Se é verdade que a lei não estabelece essa proporcionalidade, a verdade é que essa circunstância - e é uma das circunstâncias que deverá ser levada em conta - se assume, claramente, relevante.
O Julgador não fixará, seguramente, a mesma sanção acessória para quem conduzia com a taxa de 1,3 gr/litro (o caso dos autos) e para quem conduzisse com 2,00 gr/ litro ou mais Esta é, a nosso ver, uma circunstância que desmereceu a devida consideração do Tribunal.
É certo que há uma anterior condenação mas, a mesma remonta ao ano de 2000.
Por outro lado, o Tribunal não elencou qualquer outra circunstância justificativa para esta fixação em 8 meses.
Neste conspecto, entendemos que a sanção acessória de inibição de condução deverá fixar-se em menos de 8 meses.
Parecendo justo, equilibrado e prudente que a mesma seja fixada em quatro meses.
Nesta conformidade, deve dar-se provimento ao presente recurso, revogando-se a sentença proferida, absolvendo-se o arguido, ou, subsidiariamente, reduzindo a inibição de condução nos termos sustentados.
Assim se fará Justiça.
[3] O Ministério Público junto do Tribunal recorrido respondeu, terminando com esta síntese conclusiva: 1- O arguido confessou integralmente e sem reservas os factos que lhe eram imputados conforme bem resulta das declarações por aquele prestadas em sede de audiência; 2- O facto de o arguido não saber que ia acusa a taxa exacta que acusou não significa que o mesmo não tenha confessado os factos integralmente e sem reservas na medida em que teve conhecimento da taxa que acusou aquando da aludida fiscalização, que não duvidou, sendo que o mesmo admitiu inequivocamente que havia ingerido bebidas alcoólicas, em excesso, antes de ter iniciado a condução do seu veículo automóvel.
3- Aquando da fiscalização efectuada ao arguido foram observadas todas as normas vigentes à data da prática dos factos, no que respeita às condições de utilização dos alcoolímetros (artigo 2.° do C.Penal).
4- Pelo que a taxa de alcoolemia foi validamente obtida.
5- Atendendo à determinação da medida da pena principal — às circunstâncias que depõem a favor e contra o arguido - afigura-se-nos adequada e proporcional aos factos praticados a aplicação ao arguido da pena acessória de inibição de conduzir veículos motorizados pelo período de oito meses, fixado na sentença recorrida Concluindo, dir-se-á, pois, que se nos afigura que o recurso do arguido não merece provimento, devendo manter-se integralmente a douta decisão recorrida.
[4] Neste Tribunal, o Sr.

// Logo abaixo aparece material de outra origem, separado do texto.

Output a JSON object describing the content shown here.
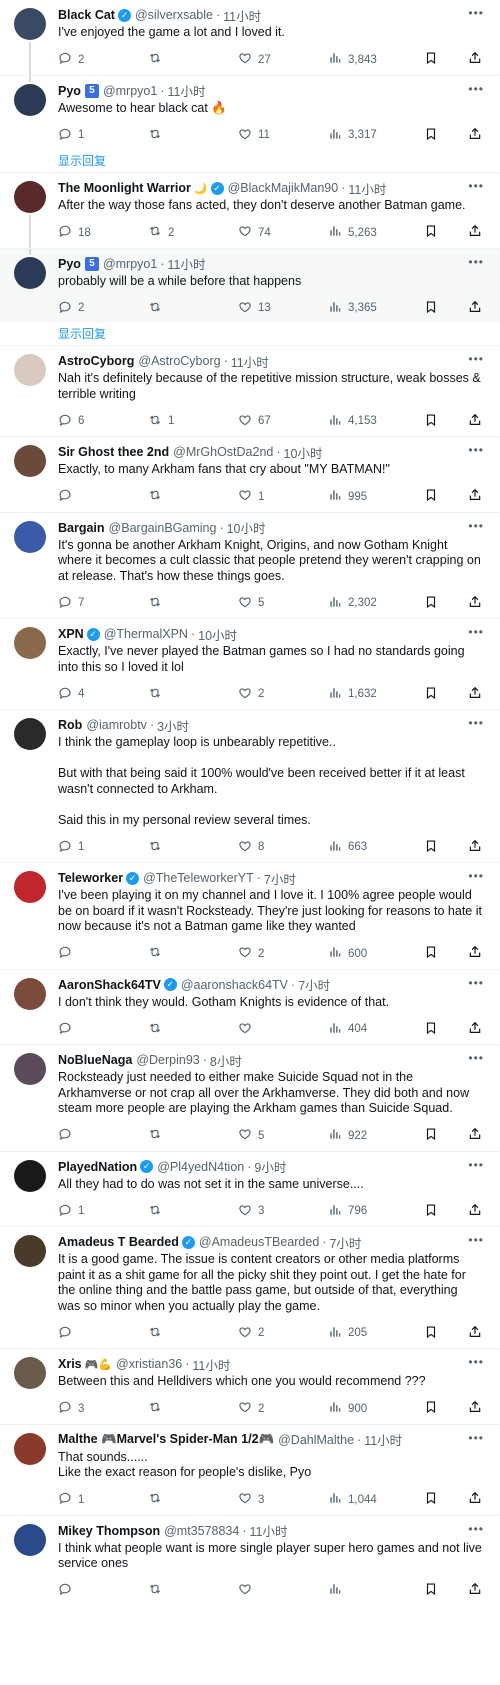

Procurador-Geral Adjunto emitiu parecer, no qual considera que a sentença é nula porque omissa na apreciação de questão de validade da prova suscitada na contestação. Mais considera que o despacho que acolheu a confissão do arguido formou caso julgado e que não se verifica vício de contradição insanável da fundamentação ou contradição insanável entre esta e a decisão. Por fim, e quanto à questão que considera não ter obtido do Tribunal a devida pronúncia, entende que o recorrente não tem razão.
[5] Cumprido o disposto no artº 417º, nº2 do Código de Processo Penal, o arguido não respondeu.
[6] Foram colhidos os vistos e procedeu-se a conferência.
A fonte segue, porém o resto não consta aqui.